One of my new partners fresh out of residency has described exactly what the new intern work hour restrictions for 2011 has meant in the real world delivery of hospital based health care. For the last few years, residents could work no more than 80 years per week, averaged over 4 weeks. How about now? Here are the new intern work hour restrictions for 2011. I have high lighted a few of the new rules below.
- Interns can no longer take home call. Ever. Why is that? Because the new rules mandate that PGY-1 (the fancy abbreviation for interns (also known as first year residents) ) must have direct supervision (supervisor physically present with the intern and patient) or indirect supervision immediately available (physically present somewhere in the building). Interns are considered too stupid from answering anything medically related without a supervisor immediately available.
- Interns may not exceed more than 16 hours during a continuous work period.
- Interns should have 10 hours of freedom from work duties but must have at least eight hours of free time between scheduled duty periods.
- Interns must get at least 24 hours off for every 7 day period, averaged over 4 weeks.
- Interns are not allowed to moonlight
That is a brief summary of our new intern work hour residency restrictions for 2011. So how did the University Mecca that I trained out decide to solve the man power issues to comply with these new work hour restrictions?
- Interns no longer pre-round before morning report. If they did, they couldn't...
- Stay in the hospital until they completed their 10 pm shift to take all cross cover pages and admissions. They would have to go home sooner and that would mess everything up.
- Once 10 pm hits, interns must go home and entertain themselves. All internal medicine admissions are now handled by moonlighting fellows looking for extra cash because all the academic hospitalist attendings have no night call built into their contracts. That's awesome.
- The fellows must now take first call after 10 pm if they have an intern on their service. If I was a fellow, I would do everything in my power to avoid interns. They are now worthless, which is pretty equivalent to the status of a medical student on rounds.

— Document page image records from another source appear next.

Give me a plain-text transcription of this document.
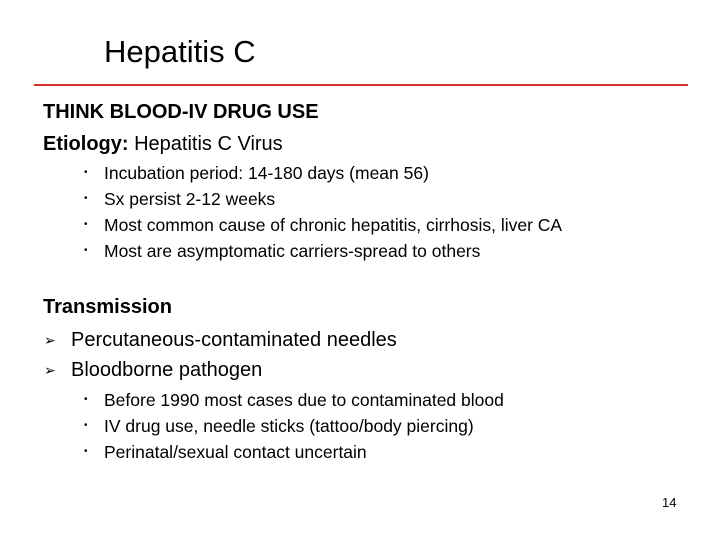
Hepatitis C
THINK BLOOD-IV DRUG USE
Etiology: Hepatitis C Virus
• Incubation period: 14-180 days (mean 56)
• Sx persist 2-12 weeks
• Most common cause of chronic hepatitis, cirrhosis, liver CA
• Most are asymptomatic carriers-spread to others
Transmission
➢ Percutaneous-contaminated needles
➢ Bloodborne pathogen
• Before 1990 most cases due to contaminated blood
• IV drug use, needle sticks (tattoo/body piercing)
• Perinatal/sexual contact uncertain
14
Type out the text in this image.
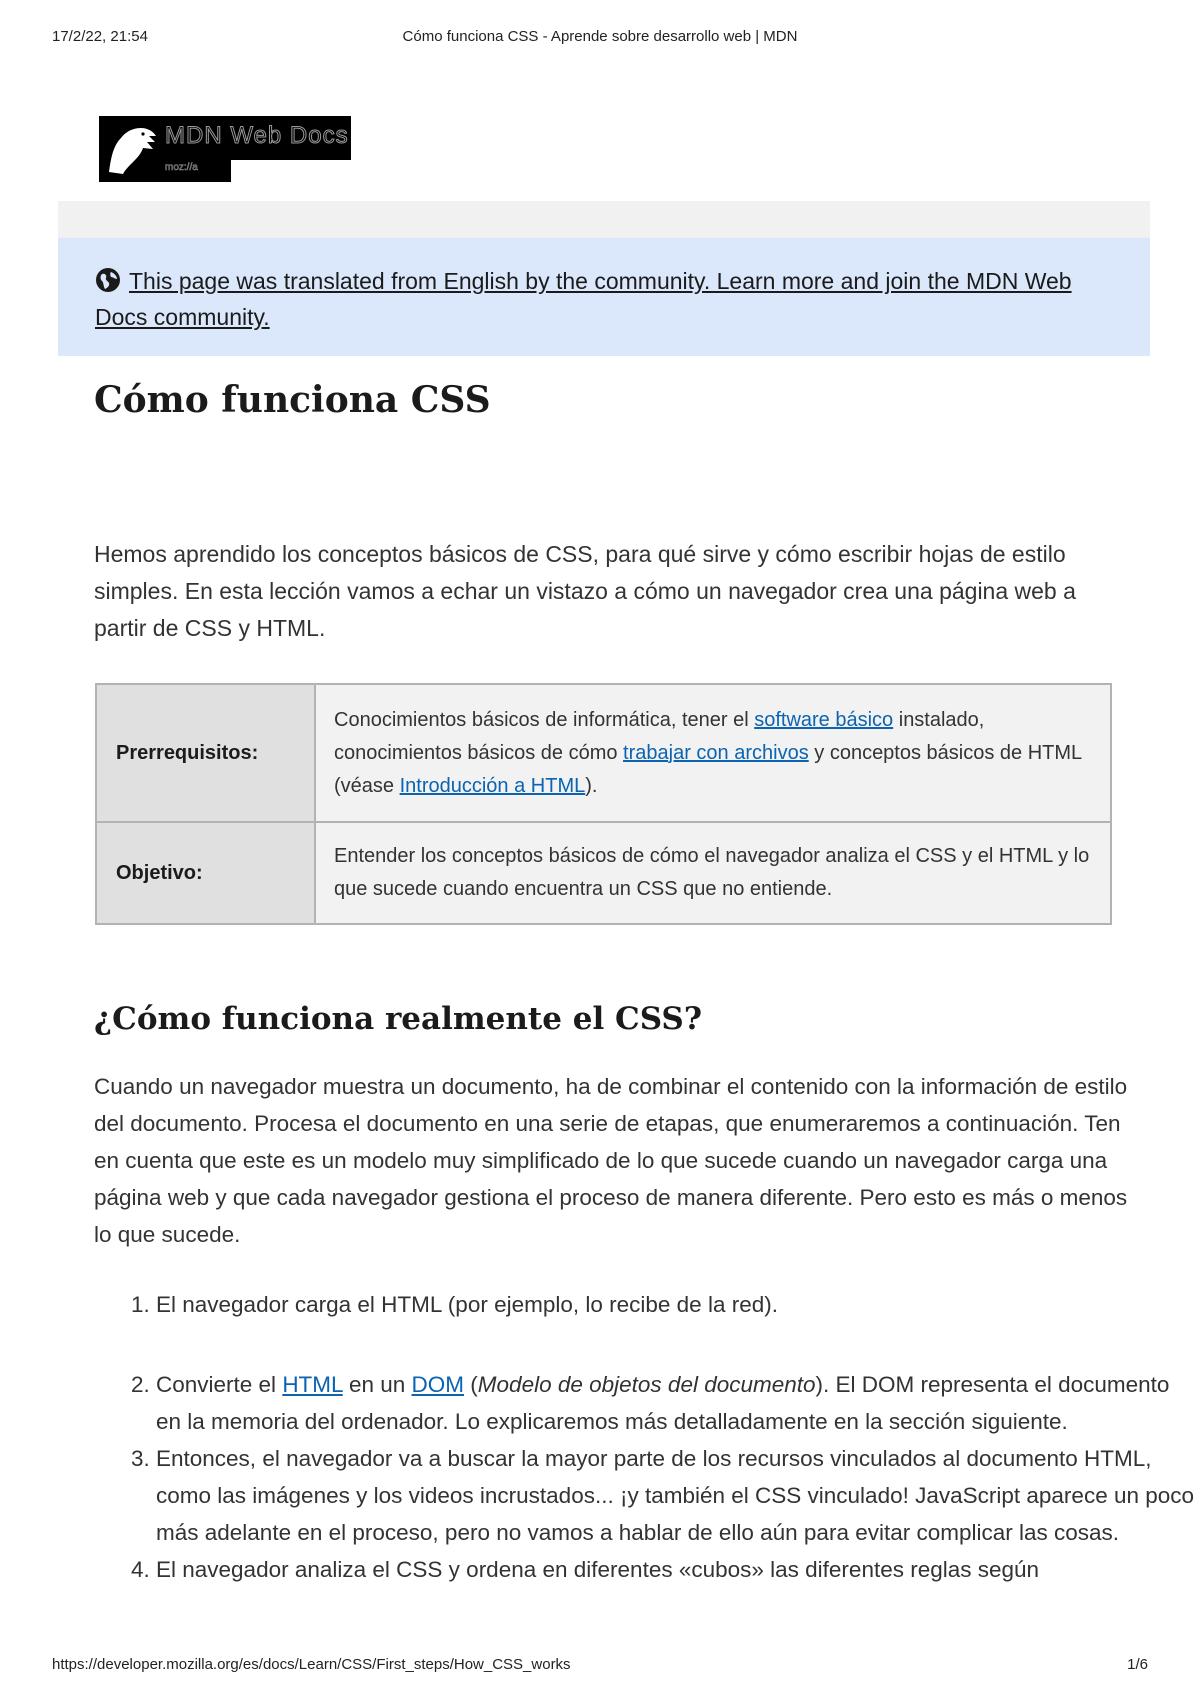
17/2/22, 21:54	Cómo funciona CSS - Aprende sobre desarrollo web | MDN
MDN Web Docs
moz://a

This page was translated from English by the community. Learn more and join the MDN Web Docs community.

Cómo funciona CSS

Hemos aprendido los conceptos básicos de CSS, para qué sirve y cómo escribir hojas de estilo simples. En esta lección vamos a echar un vistazo a cómo un navegador crea una página web a partir de CSS y HTML.

Prerrequisitos:	Conocimientos básicos de informática, tener el software básico instalado, conocimientos básicos de cómo trabajar con archivos y conceptos básicos de HTML (véase Introducción a HTML).
Objetivo:	Entender los conceptos básicos de cómo el navegador analiza el CSS y el HTML y lo que sucede cuando encuentra un CSS que no entiende.
¿Cómo funciona realmente el CSS?

Cuando un navegador muestra un documento, ha de combinar el contenido con la información de estilo del documento. Procesa el documento en una serie de etapas, que enumeraremos a continuación. Ten en cuenta que este es un modelo muy simplificado de lo que sucede cuando un navegador carga una página web y que cada navegador gestiona el proceso de manera diferente. Pero esto es más o menos lo que sucede.

1. El navegador carga el HTML (por ejemplo, lo recibe de la red).
2. Convierte el HTML en un DOM (Modelo de objetos del documento). El DOM representa el documento en la memoria del ordenador. Lo explicaremos más detalladamente en la sección siguiente.
3. Entonces, el navegador va a buscar la mayor parte de los recursos vinculados al documento HTML, como las imágenes y los videos incrustados... ¡y también el CSS vinculado! JavaScript aparece un poco más adelante en el proceso, pero no vamos a hablar de ello aún para evitar complicar las cosas.
4. El navegador analiza el CSS y ordena en diferentes «cubos» las diferentes reglas según
https://developer.mozilla.org/es/docs/Learn/CSS/First_steps/How_CSS_works	1/6
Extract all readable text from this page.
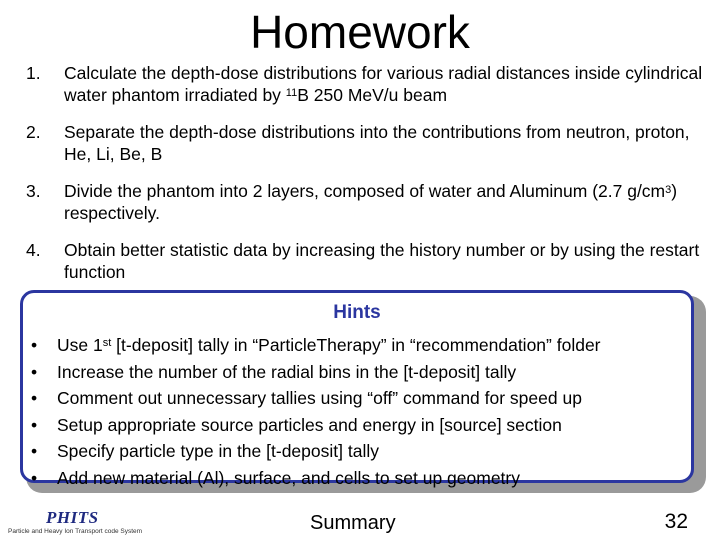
Homework
1. Calculate the depth-dose distributions for various radial distances inside cylindrical water phantom irradiated by $^{11}$B 250 MeV/u beam
2. Separate the depth-dose distributions into the contributions from neutron, proton, He, Li, Be, B
3. Divide the phantom into 2 layers, composed of water and Aluminum (2.7 $g/cm^3$) respectively.
4. Obtain better statistic data by increasing the history number or by using the restart function
Hints
• Use 1st [t-deposit] tally in “ParticleTherapy” in “recommendation” folder
• Increase the number of the radial bins in the [t-deposit] tally
• Comment out unnecessary tallies using “off” command for speed up
• Setup appropriate source particles and energy in [source] section
• Specify particle type in the [t-deposit] tally
• Add new material (Al), surface, and cells to set up geometry
PHITS
Particle and Heavy Ion Transport code System	Summary	32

May God help us all. If we train under experienced interns and release them into a supervisory role, we end up with under trained supervisors training under experienced interns. These supervisors will become under experienced attendings and the race to the bottom will be codified in the name of patient safety. Interns have just become really expensive medical students (paid for by the Medicare National Bank) while we pawn off patient care duties to the moonlighting allergy and immunology fellow who could care less how thorough a work up they did, as long as they can pawn off the patient to the intern in the morning who got five hours of sleep after closing the bar down on karaoke night. Congratulations interns. You've hit the jackpot. Where else can you earn $50,000 a year as a highly paid medical student with more time for drinkin' and less time for thinkin'?